4/12. Ça commence un jour d’été
Il est des rencontres qui étonnent, même si rien ne s’opposait à pareille rencontre.
Prenons donc Fabio Viscogliosi, musicien multi-instrumentiste qui a travaillé avec les Married Monk, avec Yann Tiersen, et qui est l’auteur de deux albums solos : Spazio et Fenomeno. Compliquons les choses en disant que cet homme est également auteur de bande dessinées et d’albums jeunesses. Mettons-le en présence de Brigitte Giraud que l’on sait – par ailleurs – très attentives aux musiques actuelles, elle a emprunté le titre d’un de ses livres [1] à Dominique A et mettait en exergue de son très beau récit A présent cette phrase de Lou Reed : Le rock’n’roll ne ment pas. Il ne promet jamais une fin heureuse.
Que se passe-t-il lors de cette rencontre : Brigitte Giraud lit un texte, écrit voici quelques années, un texte fragile, un peu hybride, nommé Avec les garçons que Fabio Viscogliosi illustre à sa manière, en créant une bande son pour les mots. Un film est réalisé [2] lors de cette rencontre, un film très sobre, une lecture-concert filmée, en noir et blanc.
Elle lit, en se balançant un peu sur la musique qu’il joue, concentré, attentif.
1 – Ça commence un jour d’été. Et ça ne s’arrêtera jamais. La pierre brûle. La lumière fait comme un incendie. Les lanières de mes sandales me blessent. Mais je ne vois que le garçon.
En soixante-sept fragments et une nouvelle, Brigitte Giraud raconte l’incroyable : la naissance de l’amour, le premier ; le bouleversement en soi, la radicale transformation qui fera que le monde – plus jamais – ne sera comme avant.
4 – Je suis suspendue aux gestes du garçon. Ses apparitions. Sa démarche. Son indifférence. Nos regards ne se sont pas encore croisés. Il s’agit d’un simple déplacement d’air. Une possibilité. Le soir dans mon lit, alors que mon frère refuse d’éteindre sa lampe de chevet, je fixe un point dans le rideau et je récapitule.

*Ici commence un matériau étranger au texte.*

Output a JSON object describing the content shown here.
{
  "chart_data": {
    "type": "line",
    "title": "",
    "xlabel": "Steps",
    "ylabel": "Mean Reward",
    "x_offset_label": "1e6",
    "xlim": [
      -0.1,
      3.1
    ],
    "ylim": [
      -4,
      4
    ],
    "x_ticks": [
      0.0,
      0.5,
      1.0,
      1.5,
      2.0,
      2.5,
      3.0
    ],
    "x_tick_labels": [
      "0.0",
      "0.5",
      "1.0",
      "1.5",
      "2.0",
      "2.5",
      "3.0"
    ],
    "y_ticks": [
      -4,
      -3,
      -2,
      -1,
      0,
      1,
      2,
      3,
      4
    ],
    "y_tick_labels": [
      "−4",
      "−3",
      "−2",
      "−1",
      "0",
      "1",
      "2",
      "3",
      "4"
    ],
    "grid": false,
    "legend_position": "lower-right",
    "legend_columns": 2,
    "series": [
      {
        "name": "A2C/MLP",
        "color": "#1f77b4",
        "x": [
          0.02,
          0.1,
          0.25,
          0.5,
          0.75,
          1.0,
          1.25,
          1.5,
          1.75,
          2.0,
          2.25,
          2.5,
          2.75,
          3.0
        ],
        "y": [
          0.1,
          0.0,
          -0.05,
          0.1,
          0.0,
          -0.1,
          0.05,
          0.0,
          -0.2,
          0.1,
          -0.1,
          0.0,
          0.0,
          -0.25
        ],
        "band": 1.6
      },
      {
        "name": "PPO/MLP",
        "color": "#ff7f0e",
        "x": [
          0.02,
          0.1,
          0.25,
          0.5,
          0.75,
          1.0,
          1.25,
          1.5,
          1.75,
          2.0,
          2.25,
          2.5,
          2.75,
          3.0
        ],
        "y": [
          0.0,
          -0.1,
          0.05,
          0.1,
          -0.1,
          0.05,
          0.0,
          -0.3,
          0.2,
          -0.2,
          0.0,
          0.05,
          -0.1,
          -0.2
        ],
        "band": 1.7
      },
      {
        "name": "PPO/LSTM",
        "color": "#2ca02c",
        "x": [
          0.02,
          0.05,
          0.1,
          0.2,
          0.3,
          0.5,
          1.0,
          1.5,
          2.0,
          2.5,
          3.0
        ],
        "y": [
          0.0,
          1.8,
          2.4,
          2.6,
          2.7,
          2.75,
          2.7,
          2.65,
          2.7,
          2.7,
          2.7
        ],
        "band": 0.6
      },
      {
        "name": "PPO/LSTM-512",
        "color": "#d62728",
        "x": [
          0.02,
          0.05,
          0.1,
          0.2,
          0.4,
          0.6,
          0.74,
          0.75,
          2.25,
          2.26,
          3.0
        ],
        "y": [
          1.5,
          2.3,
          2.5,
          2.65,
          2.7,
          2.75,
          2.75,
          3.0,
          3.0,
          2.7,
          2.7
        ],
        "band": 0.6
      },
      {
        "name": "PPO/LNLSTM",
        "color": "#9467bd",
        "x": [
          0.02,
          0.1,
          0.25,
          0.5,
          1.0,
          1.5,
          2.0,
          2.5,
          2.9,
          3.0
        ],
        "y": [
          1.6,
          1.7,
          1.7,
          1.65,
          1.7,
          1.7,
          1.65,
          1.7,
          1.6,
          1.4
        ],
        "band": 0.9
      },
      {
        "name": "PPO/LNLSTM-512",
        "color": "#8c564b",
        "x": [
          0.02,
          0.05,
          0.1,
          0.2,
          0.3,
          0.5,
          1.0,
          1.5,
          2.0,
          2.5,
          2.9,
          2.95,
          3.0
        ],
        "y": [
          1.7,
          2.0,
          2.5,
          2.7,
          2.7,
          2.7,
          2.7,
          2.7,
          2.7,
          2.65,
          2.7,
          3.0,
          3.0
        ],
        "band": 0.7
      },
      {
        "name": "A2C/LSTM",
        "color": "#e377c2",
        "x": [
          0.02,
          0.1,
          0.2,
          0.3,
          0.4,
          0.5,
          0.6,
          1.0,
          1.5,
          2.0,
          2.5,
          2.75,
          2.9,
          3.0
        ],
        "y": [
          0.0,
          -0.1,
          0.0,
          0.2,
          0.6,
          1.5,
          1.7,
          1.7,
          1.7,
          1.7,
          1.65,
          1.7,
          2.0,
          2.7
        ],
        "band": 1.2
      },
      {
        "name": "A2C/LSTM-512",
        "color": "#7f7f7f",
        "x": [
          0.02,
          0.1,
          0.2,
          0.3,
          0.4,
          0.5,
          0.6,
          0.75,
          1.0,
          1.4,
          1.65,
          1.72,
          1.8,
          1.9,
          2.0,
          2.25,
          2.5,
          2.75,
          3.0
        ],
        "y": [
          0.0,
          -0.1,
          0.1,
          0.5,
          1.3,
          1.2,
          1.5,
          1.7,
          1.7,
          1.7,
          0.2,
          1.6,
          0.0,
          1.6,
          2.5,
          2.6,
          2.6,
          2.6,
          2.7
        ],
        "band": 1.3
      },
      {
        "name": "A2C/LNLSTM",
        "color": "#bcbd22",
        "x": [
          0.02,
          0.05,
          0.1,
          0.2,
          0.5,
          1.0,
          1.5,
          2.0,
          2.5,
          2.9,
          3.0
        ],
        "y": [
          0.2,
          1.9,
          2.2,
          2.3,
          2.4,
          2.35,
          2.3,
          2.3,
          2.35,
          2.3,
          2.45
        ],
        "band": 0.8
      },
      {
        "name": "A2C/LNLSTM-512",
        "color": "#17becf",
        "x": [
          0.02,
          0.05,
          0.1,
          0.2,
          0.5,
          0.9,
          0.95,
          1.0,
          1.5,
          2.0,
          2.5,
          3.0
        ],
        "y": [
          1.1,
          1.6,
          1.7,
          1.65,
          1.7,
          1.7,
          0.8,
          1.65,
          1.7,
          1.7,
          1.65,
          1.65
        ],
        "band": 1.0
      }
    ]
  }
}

Les mots sont pudiques, d’autant plus que la situation est d’une extrême banalité, il n’y aurait presque rien à dire, il y a là un fil tellement ténu que la moindre fausse note éboulerait tout l’ouvrage. Il s’agit d’une adolescente qui regarde un garçon, un été, au camping, qui regarde un garçon réellement, pour la première fois. Il s’agit de dire ce miracle, incertain, qui emporte tout pourtant sur son passage, qui transforme tout.
12 – Je sais, je ne suis pas drôle. Je me permets des gestes, avec mon frère, que ma mère déplore. Je perds mon sens de l’humour, paraît-il. Je deviens égoïste. Alors chacun se venge, j’entends des mots me concernant qui me blessent. J’entends parler d’hormones, on me traite de grande dinde ou de madame la marquise. Je ne joue plus au château de sable avec mon frère, c’est comme un crime que je commets. Je sens les regards hostiles, les jugements qui me disqualifient, les soupirs qui me méprisent. Je sens que ma cote descend en flèche. Malgré moi je trahis.
Il s’agit d’une histoire si simple, dans ce milieu populaire qui semble n’inspirer que des comédies vulgaires, dite avec des mots limpides, comme sait si bien le faire Brigitte Giraud, en laissant de grands espaces dans la marge, en suggérant des immensités hors champ. C’est ce qui – toujours – me frappe dans son écriture : cette extrême justesse, cette fausse simplicité qui sait englober beaucoup. Sans grands effets, elle s’approche au plus près de l’intime. Elle dit la douleur et la joie, l’effarement et l’espoir. Et cette langue se déploie, sait s’approcher de grandes beautés. C’est aussi la première fois que Brigitte Giraud quitte le roman ou la nouvelle pour aller vers une forme brève, fragmentée, dont je me refuse à tenter d’y accoler une quelconque étiquette de genre.
En contrepoint, Fabio Viscogliosi joue sa musique, donc, et là aussi il est frappant de voir combien – sans rien renier à son univers très personnel – ses compositions collent au texte. D’une fausse légèreté à des climats plus denses en passant par du rock très 70’s, sa musique n’appartient qu’à lui, et il faudrait réunir des gens inconciliables pour donner une idée de cette musique : englober dans la même phrase Pascal Comelade, Vladimir Cosma et Robert Wyatt, par exemple.
Saluons enfin le travail des jeunes éditions Alphabet de l’espace (qui empruntent leur nom à un poème d’André Velter), qui semblent vouloir privilégier le rapport à l’image sans pour autant négliger la qualité du livre.